1. Find the Computer Vision API action

2. Enter service name, key and the root site url to set up the initial connection

3. Created correctly, you get an action like this

 

Set up the SharePoint Document Library

My SharePoint document library is very simple - it is just a basic document library, but I added an extra site column "Categories". This is an out of the box field, and is just a simple text field.

This is a simple step

This is a simple step

Set up the Flow

I trigger the flow with a Scheduled Recurrence that runs once per day.
Using the new Get Files (properties only), I grab a list of all the files in a document library.
I then run for-each on the list of files.

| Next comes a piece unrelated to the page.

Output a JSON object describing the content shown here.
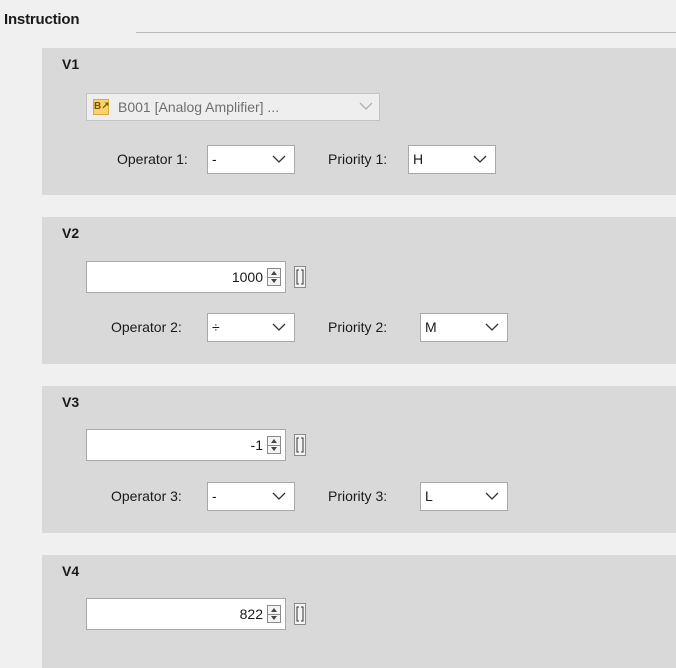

Inside the for-each, I have a condition that checks if the Categories field is null.  If you type null directly into the field, you will get the string 'null'. 

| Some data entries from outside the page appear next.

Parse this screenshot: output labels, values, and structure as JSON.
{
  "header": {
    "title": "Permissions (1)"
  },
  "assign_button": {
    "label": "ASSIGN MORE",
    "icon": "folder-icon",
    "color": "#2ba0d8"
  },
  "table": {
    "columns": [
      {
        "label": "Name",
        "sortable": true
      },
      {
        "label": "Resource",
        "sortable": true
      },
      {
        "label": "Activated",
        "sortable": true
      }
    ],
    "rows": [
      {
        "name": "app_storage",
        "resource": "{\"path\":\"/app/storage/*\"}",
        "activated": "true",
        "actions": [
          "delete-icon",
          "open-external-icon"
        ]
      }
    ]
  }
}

Tip: To actually get the formulat/expression null, select Expressions and type null there.

If the Categories is null, then we proceed.

Grab the file content via Get file content
Call Computer Vision API with the image content.  Select the Image Source to binary, instead of URL.

Tip: I use a compose to see the debug results

I'll explain the array projection in the next section.

Select projection: JSON array to String array

We have an array of JSON objects:

[{
     'name': 'foo'
},
{
    'name': 'bar'
}]

flow-project-1.png

This default UI maps to:

tags -> [{ specified properties }…]

The result is that we would end up with a new array of (simpler) JSON objects.
Hit advanced text mode.

flow-project-2.png

Here, we can use Expression to say item('Tag_Image')?.name

flow-project-3.png

In this case the UI is smart enough to show Tag.Name as a dynamic content (as well as the Tag.ConfidenceScore property).  So we can select that.

This performs a projection of

tags -> [ names… ]

We now have an array of strings.  Combine them via Join with a comma (,) separator.
Update the file properties with this string.

flow-project-4.png

Lets see the results

I uploaded a few images to the library.
Note the categories field is blank.

result-2.png

Running the Flow

When it finishes, I'm checking the JSON - the picture is identified with a "person" with 99% confidence.
The combined string "person,young,posing" is updated into the File property.

The documents are updated.  When Flow runs tomorrow it will skip them.